Facebook confirmed that changes are coming, but would not tell FoxNews.com precisely when the changes will be unveiled. According to spokesman Andrew Noyes, the company has heard the complaints of users and politicians, and plans to act. “We’re listening to this input and incorporating it into innovations we hope to announce shortly."
Noyes explained that Facebook wants to be known for innovations around user control as well as innovations around sharing. But the message from users has been pretty clear, he says. "Users appreciate having precise and comprehensive controls, but want them to be simpler and easier to use. They also like the new programs we have rolled out, but want simple and easy ways to opt out of sharing personal information with applications and websites through Facebook Platform."
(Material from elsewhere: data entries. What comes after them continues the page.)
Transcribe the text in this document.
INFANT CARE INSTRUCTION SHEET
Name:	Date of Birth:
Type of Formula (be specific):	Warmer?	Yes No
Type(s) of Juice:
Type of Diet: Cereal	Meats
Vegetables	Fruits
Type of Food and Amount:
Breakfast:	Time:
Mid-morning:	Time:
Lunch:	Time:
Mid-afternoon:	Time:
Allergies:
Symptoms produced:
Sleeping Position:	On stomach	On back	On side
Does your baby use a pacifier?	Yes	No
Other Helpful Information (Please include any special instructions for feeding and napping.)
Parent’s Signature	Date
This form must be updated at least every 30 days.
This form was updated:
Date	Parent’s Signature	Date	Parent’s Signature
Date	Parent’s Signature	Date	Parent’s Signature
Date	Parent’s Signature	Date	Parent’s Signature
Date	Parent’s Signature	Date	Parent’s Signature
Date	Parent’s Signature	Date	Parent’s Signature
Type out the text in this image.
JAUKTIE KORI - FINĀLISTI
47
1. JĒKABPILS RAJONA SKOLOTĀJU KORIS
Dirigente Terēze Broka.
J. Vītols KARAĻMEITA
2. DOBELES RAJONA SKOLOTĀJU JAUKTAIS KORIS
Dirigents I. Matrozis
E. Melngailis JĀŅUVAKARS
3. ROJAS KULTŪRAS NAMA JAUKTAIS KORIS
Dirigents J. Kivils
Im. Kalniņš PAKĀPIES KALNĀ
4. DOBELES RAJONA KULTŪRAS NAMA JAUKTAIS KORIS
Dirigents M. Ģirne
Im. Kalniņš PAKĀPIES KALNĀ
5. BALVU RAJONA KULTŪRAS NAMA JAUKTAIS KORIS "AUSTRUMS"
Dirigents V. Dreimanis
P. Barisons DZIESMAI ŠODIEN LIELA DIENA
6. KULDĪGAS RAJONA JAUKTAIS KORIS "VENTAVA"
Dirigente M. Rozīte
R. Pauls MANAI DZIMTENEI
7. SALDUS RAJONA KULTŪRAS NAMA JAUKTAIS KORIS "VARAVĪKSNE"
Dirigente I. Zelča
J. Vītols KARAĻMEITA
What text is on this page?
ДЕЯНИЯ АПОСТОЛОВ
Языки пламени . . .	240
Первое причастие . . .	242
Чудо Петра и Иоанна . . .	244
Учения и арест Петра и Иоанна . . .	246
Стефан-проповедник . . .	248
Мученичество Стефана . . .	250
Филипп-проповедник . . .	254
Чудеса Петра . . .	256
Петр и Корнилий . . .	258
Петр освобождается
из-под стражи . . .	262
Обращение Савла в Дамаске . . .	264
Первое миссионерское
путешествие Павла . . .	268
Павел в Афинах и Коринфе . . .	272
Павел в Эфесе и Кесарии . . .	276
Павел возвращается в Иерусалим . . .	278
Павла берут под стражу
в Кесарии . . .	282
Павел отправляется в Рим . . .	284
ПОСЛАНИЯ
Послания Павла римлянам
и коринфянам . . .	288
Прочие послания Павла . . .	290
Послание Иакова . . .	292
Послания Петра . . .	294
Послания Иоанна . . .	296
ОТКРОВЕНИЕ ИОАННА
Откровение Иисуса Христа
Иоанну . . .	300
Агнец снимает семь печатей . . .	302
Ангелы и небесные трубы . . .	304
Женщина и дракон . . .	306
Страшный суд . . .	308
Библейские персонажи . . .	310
The exact nature of the planned changes remains to be seen, however, and sources on Capitol Hill tell FoxNews.com that while the changes will probably be welcomed, they may not go as far as some would like.
In other words, don't expect a complete change of direction. Facebook's recent changes have been intended to sharing increasing amounts and types of information, and the site will most likely continue to do so.
People like Schumer, who demanded that "the default position should be that the information is not shared" may be disappointed. But simplification of the website's privacy settings -- described by most as overly complex -- is certain to be welcome.